LA
LLUVIA ES UN VIEJO PALACIO
Sólo los videntes ven lo invisible que surge al
dictado de su propia autoridad. Para los demás, lo invisible es lo inexistente.
Por lo tanto, yo no me referiría, como lo hace Italo Calvino en «Seis propuestas para el próximo milenio»,
a lo imaginario de una época, sino a su realidad (a su verdad) esencial. Con
ella, por ejemplo, Catalina Emmerich, asistida por Brentano, pudo reconstruir
la vida oculta de Cristo, la maravilla de las maravillas. Cristóbal Serra, a
partir de estas connotaciones (miradas con prevención y disgusto por los
racionalistas) acaba de escribir por primera vez la vida de Jesús entera,
complementando los Evangelios, apareciendo este hecho deseable por todos,
aunque impublicable hasta ahora por rechazo de la verdad revelada. Otro ejemplo
lo constituye el propio Calvino con su caballero inexistente, armadura -vacía- símbolo,
que actuaba al ejemplo de «la voluntad y
de la fe». Es un aire crispado. ¿Quién se lo va a creer? Nadie. A no ser
los poetas, los niños y los puros de corazón.

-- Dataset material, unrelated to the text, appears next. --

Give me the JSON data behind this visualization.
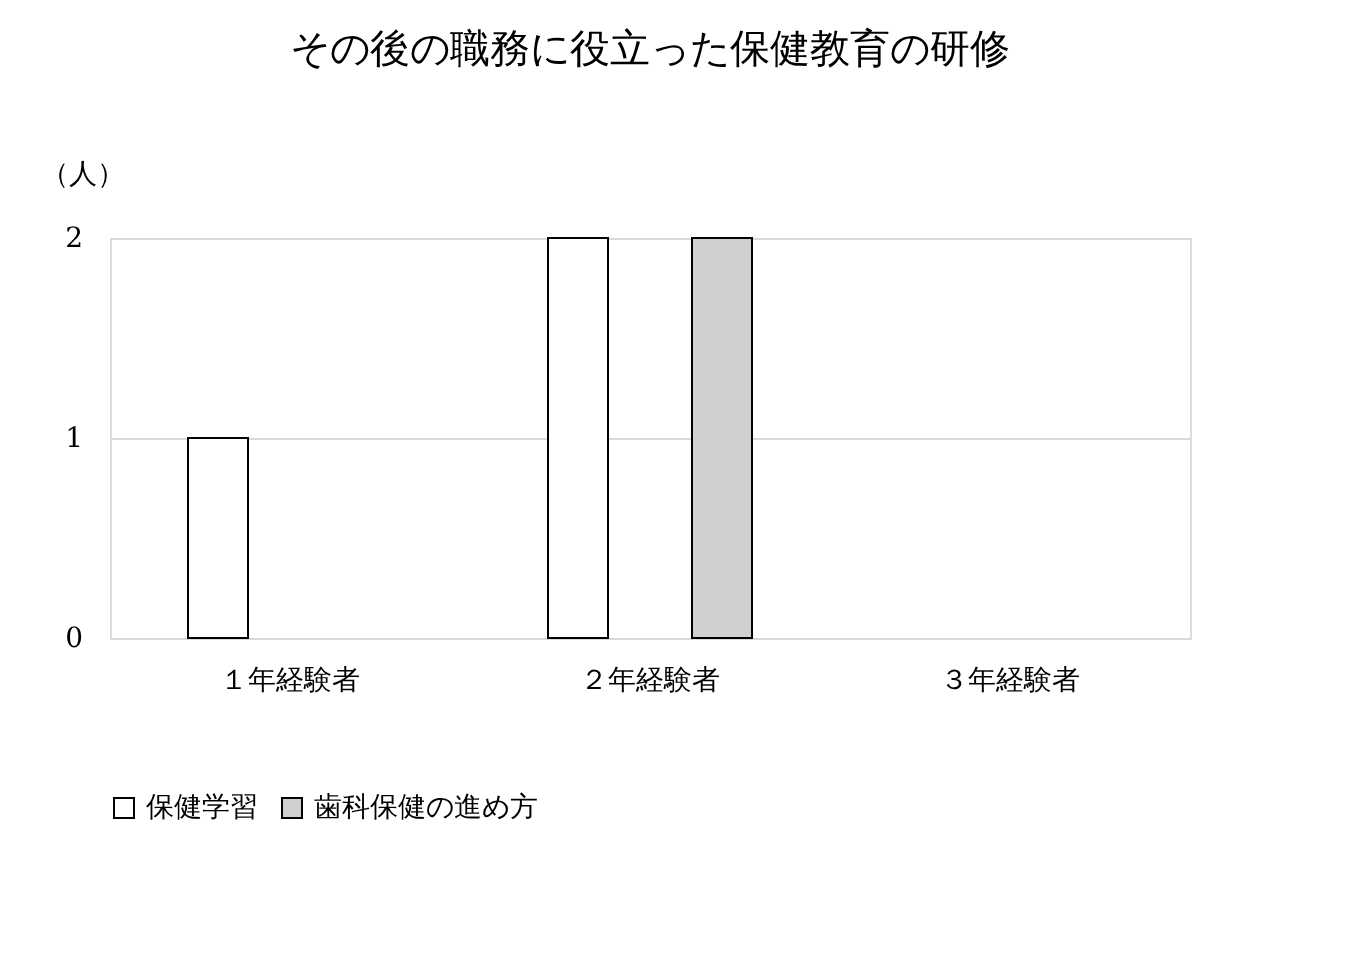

Por lo demás, la lluvia es un viejo palacio.
Aparece como una arquitectura de cristal con sus pasadizos, sus escaleras y
subterráneos. Todo surge allí, sin comunicación con el mundo, con lo exterior;
es como una segunda «matière de Bretagne»,
realizando sueños, ilusiones, esperanzas, voces diluyéndose en el ocaso. Dante
hizo mal colocando la lluvia en el Purgatorio, hablando de ella allí.
Naturalmente, origina el mundo vegetal, lleno de elfos, silfos y pequeños
seres. Las plantas nos escuchan, cantan al anochecer, son lastimadas por los
que viven en el mundo de (os coches, de las segundas residencias y las
guarderías infantiles. ¿Quién cria hoy a un niño, el ser más parecido a los
poetas? ¿Quiénes aman a estos pequeños seres? Yo elijo todo ello según el deseo
de mi intuición (no mi razón), que es lo que recomienda el «Chan», escuela china de meditación de la
que salió, más tarde, el «Zen»
japonés. Según el «Chan», el
verdadero conocimiento sólo lo proporciona la intuición en estado de gracia.

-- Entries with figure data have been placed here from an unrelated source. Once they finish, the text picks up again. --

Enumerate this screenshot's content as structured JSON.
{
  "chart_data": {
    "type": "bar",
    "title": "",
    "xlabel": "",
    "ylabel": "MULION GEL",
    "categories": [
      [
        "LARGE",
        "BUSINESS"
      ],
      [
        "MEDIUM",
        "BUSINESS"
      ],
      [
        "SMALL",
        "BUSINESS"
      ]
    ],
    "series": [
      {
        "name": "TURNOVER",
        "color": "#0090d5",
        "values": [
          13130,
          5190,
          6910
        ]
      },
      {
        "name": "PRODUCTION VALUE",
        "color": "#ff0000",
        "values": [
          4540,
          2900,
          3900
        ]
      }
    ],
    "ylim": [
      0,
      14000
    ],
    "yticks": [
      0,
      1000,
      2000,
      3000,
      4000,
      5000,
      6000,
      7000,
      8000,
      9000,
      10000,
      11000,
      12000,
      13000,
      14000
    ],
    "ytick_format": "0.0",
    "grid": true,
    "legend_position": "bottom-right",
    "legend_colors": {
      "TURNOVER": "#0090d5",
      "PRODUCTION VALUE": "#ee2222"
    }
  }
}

Según esto, la realidad es la realidad
interior, la que nos aleja de los hechos materiales y groseros. La literatura,
a mi entender, debe alejarnos de estos hechos demasiado corrientes con los que
tropezamos todos los días. Calvino dice que en el universo infinito de la
literatura se abren otras vías que explorar, novísimas o muy antiguas, estilos
y formas que pueden cambiar nuestra imagen del mundo. «Pero si la literatura no basta para asegurarme que no hago sino
perseguir sueños, busco en la ciencia alimento para mis visiones, en las que
toda pesadez se disuelve.» Es posible, pero no seguro. Antonio Risco dice
que «el primer problema que plantea la
literatura fantástica reside en que toda la literatura, tal como la entendemos
hoy, se afirma como ficción y, por consiguiente, como fantasía». Pero aun
admitiéndolo, afirmaremos que la realidad es injusta y cruel, despreciable. Los
poetas se sienten lesionados por ella, a veces se sienten heridos por el roce
de una corriente de aire o por un ruido. La literatura, para ellos, no es
fantástica, sino que les aparta simplemente de lo antifantástico.

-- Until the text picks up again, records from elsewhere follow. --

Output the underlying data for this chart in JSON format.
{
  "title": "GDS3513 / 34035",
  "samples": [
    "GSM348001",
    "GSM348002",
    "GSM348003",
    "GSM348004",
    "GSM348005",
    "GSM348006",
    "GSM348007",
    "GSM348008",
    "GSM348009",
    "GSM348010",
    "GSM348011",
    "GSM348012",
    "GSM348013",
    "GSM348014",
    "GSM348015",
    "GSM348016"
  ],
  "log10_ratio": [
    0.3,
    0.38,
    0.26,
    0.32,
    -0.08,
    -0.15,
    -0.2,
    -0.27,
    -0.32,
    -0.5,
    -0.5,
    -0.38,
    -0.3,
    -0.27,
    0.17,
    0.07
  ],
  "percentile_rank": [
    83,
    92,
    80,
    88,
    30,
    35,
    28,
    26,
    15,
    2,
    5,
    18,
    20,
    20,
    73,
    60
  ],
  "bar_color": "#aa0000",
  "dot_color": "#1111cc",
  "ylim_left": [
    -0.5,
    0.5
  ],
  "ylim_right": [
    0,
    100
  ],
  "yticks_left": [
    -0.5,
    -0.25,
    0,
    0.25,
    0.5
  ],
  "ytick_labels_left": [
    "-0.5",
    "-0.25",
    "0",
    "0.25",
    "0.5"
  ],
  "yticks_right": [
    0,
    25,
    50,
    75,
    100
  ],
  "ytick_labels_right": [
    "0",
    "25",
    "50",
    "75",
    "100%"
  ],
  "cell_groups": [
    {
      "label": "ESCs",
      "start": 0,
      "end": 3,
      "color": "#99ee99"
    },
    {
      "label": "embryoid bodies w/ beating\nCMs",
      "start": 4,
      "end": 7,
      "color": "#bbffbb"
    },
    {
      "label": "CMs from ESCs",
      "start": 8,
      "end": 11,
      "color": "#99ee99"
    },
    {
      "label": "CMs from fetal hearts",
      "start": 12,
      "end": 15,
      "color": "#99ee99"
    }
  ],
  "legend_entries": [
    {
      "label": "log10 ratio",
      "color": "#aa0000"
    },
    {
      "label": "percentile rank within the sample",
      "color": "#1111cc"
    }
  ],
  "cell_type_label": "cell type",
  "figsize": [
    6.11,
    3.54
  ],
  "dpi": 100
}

Imagino el próximo milenio, y me horrorizo. En
él impera la ciencia, si una hecatombe no lo impide (que es lo más probable).
La ciencia -la razón- nos ha conducido a una época de falsas maravillas
técnicas a costa de lo primigenio: el aire, el agua, los bosques, el mundo
animal. Discuten los científicos sobre la naturaleza del átomo, pero olvidan
que nos vamos a morir irremediablemente de sed, de hambre, de asfixia. Por otro
lado, el mundo racional, entre otras cosas, ha alargado en efecto la vida, y ha
creado unas siniestras instituciones, o falsas residencias de ancianos que,
contra natura (inmutables e inexpresivos) parecen contemplar, sin verlos, los
programas de televisión, o son disfrazados ignominiosamente con gorritos de
papel para celebrar la Nochebuena. Cuando llegue su hora, les darán una
azucarada tableta entre compases estremecedores de la «Quinta Sinfonía».
Cabe aquí decir que la mayor frustración de la ciencia
y de la filosofía es su racionalidad, y ésta es también su miseria. La razón es
humana y construye sus andamios lenta y trabajosamente, y se equivoca. Es mucho
mejor la verdad revelada, o sea, la intuición. Conocemos la belleza
intuitivamente no por la razón; nos enamoramos sin saber por qué; sabemos dónde
se oculta el mal por una simple corazonada. Todo ello con suma certeza. La
intuición, como fuente de conocimiento, es divina, deslumbrante (San Pablo,
cayendo del caballo ante Damasco) y segura.
De lo que antecede se colige mi criterio de que
el creador es un «médium». Yo
escribí, hace muchos años, un libro con este título. Todo es muy misterioso.
Sin misterio no hay gran literatura, porque las cosas nunca son claras. Si lo
fueran, se detendría el mundo, sería el fin de todo, ya que entonces
empezaríamos a ser dioses. Hay versos míos que todavía no me han revelado su
secreto. Algún día lo harán.
Esta manera de ser y de estar en el mundo puede
ayudar a ver a los fantasmas. Los fantasmas existen, pero el común de la gente
no los ve. Están agazapados, esperando. La literatura da conciencia de ellos,
pues se manifiestan a través de nosotros. No todos ven a los fantasmas. Los
racionalistas no los ven nunca.
Finalmente, recomiendo ejercer la «alta fantasía»,
aludida por Calvino en sus «Seis
propuestas...». Ejercerla sistemáticamente, contra viento y marea, abriendo
puertas secretas a la poesía. Sólo la poesía es válida. Sólo ella puede salvar
al mundo de su destrucción.
Juan PERUCHO, ABC, 22 de mayo de 1992, p. 3.